Press a hotkey, dictate naturally, polished text appears in any app.
Ramble, use filler words, correct yourself mid-sentence. FreeFlow turns messy speech into clean writing and injects it wherever your cursor is: your messaging app, your editor, your coding agent, the terminal, email, anything.
It is open source, so you have the freedom to customize it any way you want. You deploy it on a server private to you, so your audio and data flow through infrastructure you control.
One deployment serves your entire team with no per-seat fees.
In this demo, you'll hear rambling speech with filler words and corrections. Watch what appears at the cursor.
freeflow-voice.mp4
Install the macOS app with Homebrew or download the DMG directly.
brew install build-trust/freeflow/freeflow
On first launch, FreeFlow deploys the code in this repo to a private server for you in Autonomy. You don't need to know anything about servers or cloud infrastructure. The whole setup takes about two minutes. Start dictating right away, and invite your team so they can use the same private server.
It feels instantaneous. Two thirds of dictations complete in under 0.6 seconds (benchmarks):
Audio streams to your private server over a persistent WebSocket while you speak. The server forwards it to a realtime model, which transcribes incrementally. By the time you release the key, the transcript is already done. A skip heuristic bypasses the polish step entirely for clean transcripts (roughly 40% of dictations). When polish is needed, a fast model handles it in about 0.4 seconds.

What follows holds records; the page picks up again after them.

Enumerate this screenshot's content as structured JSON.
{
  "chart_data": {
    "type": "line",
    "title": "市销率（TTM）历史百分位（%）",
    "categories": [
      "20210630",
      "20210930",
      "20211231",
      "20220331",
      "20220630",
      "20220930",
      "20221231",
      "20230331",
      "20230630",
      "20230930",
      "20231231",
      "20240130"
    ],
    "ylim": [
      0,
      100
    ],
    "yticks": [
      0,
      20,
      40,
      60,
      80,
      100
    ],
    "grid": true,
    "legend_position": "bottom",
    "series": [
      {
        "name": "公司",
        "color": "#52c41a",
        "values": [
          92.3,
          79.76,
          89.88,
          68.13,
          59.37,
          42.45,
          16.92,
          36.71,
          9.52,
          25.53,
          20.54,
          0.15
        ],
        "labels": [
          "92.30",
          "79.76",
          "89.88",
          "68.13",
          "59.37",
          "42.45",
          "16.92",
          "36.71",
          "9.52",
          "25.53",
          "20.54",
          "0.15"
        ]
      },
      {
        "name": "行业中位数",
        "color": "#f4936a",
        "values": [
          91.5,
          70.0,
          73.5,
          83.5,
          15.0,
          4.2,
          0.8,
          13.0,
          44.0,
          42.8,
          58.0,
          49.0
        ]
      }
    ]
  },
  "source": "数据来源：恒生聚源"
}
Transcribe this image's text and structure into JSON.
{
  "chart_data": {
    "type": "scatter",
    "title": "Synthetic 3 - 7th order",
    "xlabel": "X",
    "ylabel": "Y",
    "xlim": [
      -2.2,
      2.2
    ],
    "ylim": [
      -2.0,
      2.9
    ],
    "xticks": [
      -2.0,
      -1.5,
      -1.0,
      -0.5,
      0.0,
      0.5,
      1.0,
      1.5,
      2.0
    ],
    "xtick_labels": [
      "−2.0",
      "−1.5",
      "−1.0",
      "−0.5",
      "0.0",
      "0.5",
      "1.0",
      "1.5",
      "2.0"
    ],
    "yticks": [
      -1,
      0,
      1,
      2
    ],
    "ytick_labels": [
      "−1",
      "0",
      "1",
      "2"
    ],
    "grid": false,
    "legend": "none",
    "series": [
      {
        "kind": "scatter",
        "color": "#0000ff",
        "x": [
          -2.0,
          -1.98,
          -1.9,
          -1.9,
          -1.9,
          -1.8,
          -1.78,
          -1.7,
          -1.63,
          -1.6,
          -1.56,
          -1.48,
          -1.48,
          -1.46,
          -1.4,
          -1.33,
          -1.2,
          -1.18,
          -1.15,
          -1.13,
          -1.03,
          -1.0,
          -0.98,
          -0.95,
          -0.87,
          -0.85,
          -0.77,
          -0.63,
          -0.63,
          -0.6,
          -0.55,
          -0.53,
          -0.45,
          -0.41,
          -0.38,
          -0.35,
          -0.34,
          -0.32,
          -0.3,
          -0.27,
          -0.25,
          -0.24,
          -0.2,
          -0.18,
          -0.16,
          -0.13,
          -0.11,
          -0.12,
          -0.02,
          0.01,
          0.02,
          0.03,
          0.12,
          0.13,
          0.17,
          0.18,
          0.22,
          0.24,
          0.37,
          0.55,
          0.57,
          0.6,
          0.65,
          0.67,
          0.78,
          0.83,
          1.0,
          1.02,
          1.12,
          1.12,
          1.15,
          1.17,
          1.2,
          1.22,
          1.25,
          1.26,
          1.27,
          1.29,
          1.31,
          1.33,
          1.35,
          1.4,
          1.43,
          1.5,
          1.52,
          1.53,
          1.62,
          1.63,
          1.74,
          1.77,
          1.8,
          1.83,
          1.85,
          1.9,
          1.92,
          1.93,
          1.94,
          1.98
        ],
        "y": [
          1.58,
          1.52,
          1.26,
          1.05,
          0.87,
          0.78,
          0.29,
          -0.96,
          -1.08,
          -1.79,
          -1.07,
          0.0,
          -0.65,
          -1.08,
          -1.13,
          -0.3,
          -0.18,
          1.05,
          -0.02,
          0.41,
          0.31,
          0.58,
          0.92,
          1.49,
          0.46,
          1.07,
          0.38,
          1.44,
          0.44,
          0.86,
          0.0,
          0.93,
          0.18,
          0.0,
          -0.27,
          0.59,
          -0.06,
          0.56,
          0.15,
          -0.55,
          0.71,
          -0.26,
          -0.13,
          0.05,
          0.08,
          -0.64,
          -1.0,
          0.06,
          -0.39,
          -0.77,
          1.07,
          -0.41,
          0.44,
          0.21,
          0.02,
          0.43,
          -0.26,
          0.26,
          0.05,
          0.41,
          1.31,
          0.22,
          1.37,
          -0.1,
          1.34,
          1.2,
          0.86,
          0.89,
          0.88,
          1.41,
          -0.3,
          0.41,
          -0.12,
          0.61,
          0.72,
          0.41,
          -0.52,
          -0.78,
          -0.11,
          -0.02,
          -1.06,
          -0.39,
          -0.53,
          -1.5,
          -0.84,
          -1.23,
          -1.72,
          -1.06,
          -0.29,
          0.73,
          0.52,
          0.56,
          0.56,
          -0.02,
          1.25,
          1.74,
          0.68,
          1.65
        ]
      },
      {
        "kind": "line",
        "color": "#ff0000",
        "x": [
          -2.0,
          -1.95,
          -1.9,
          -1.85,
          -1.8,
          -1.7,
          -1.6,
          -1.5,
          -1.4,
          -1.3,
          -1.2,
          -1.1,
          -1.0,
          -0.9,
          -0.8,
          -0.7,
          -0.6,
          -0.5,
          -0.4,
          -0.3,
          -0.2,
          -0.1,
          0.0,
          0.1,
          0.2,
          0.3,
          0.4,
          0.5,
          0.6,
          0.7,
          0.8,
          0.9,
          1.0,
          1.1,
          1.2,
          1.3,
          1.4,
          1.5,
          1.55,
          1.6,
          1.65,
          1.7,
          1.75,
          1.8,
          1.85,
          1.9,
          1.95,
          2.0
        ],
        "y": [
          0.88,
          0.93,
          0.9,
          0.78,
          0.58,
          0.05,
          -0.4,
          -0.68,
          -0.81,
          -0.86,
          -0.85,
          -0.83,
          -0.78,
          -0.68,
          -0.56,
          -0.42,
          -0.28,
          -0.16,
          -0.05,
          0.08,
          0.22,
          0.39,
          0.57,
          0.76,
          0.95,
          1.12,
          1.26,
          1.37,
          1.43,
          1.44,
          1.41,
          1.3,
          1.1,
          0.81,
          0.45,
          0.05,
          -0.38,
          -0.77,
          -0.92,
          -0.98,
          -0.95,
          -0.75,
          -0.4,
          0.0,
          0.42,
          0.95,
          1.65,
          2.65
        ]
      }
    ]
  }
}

Two independent WebSocket connections are kept warm: a primary that streams audio during recording, and a standby that races the primary with the full audio buffer when you release the key. If both WebSockets fail, an HTTP batch fallback catches it. Whichever path finishes first wins.
Everything is in this repo: the app, the server, the deployment configuration. Change the models, rewrite the prompts, add a language, or fork the whole thing. Your team's audio, transcripts, and context data flow through your private FreeFlow Server deployed in Autonomy. This gives you privacy and scale.
One container handles your entire team with no per-seat fees. In our concurrent users benchmark, 50 people dictating simultaneously produced sub-second median latency with zero failures. Each dictation only occupies the server for a few seconds, so 50 concurrent slots supports hundreds of users in practice. The economics improve as you add people because the infrastructure cost is small and fixed.
FreeFlow is designed to be taken apart and reassembled. Swap the speech model, rewrite the polish prompt, add a language, or change how text is injected. See CUSTOMIZE.md.
Jump in, we'd love your help.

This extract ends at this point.